Our Russian Adventure

Our reasons for choosing to pursue work in the Former Soviet Union are covered in our book.  And once the opportunity became available, we never looked back.  So much was new—language, culture, procedures, subsistence, plus all facets of work—but did not overwhelm or discourage us.  Each component was a challenge but also an adventure.

Those above me in the U.S. marveled at our willingness to go wherever potential work existed, which in turn surprised us.  You want to succeed and there is thus little value in placing numerous restrictions on your ability to contribute.  And there is no question that our being a team was fundamental to all we did and accomplished.

And truth be told, certain aspects of life—such as airline or train travel and societal controls—have a basic commonality everywhere.  Plus still reeling from a Soviet mindset, everything was highly structured.  Even if one didn’t know how to proceed, those in charge insured compliance.

We'd enjoy hearing from others who have undertaken similar adventures as well as from those who would like additional information about Russia, especially traveling and living there.


  1. How is it now in Russia? Is it more open and less structured, perhaps more dangerous? Are there still opportunities for Americans to work there?

  2. Russia has seen little progress in becoming more open, but I forsee improvement after Putin re-assumes the presidency given all the recent protests and his focus on making Russia "more presentable" for the 2014 Winter Olympics. Opportunities for Americans to work there remain quite limited, especially if one has no foreign language and international experience.
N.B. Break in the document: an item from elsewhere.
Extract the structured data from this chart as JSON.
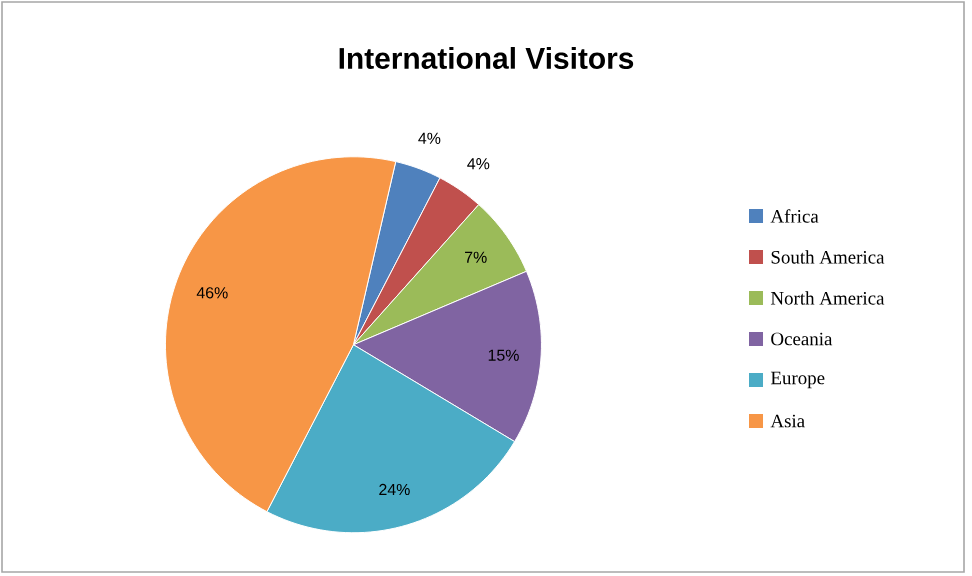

Nevertheless, at least some basic proficiency in Russian could be developed while one looks for opportunities. A better chance could be in the Ukraine and Belorus, and for those who want to be fully immersed in that region of the world, I recommend starting one's search there.

  3. I wonder if people there regret switching from communism. Especially given the upheaval it caused and now the collapse (sort of) of capitalism – post 2008/Lehman.

  4. I live in Syktyvkar and worked with Ron Caffo. Not many Americans came to our remote region of Russia, mostly Europeans (Finns, Swedes, Austrians, Germans). It was quite interesting to observe them behaving differently in Russia versus at home. Some people made only negative comments about my country: too cold, too gloomy, too bad food, too much bureaucracy. Such people wanted to finish their work and leave as quickly as possible. Yet there were other foreigners who found many positives, including seeing so many beautiful ladies always perfectly dressed as well as low prices for food, transportation and medical treatment. Several foreign men even came here on vacation!

  5. Some years ago it was something extraordinary to see a foreigner, working here in Syktyvkar. Now it's normal practice. And it's good! We have a chance to practice foreign languages, to see people with different mentality, to broaden our knowledge and mind, to learn new approaches to familiar things. And, of course, it's a very good and useful idea of the foreigner to describe his family's experience in Russia!!!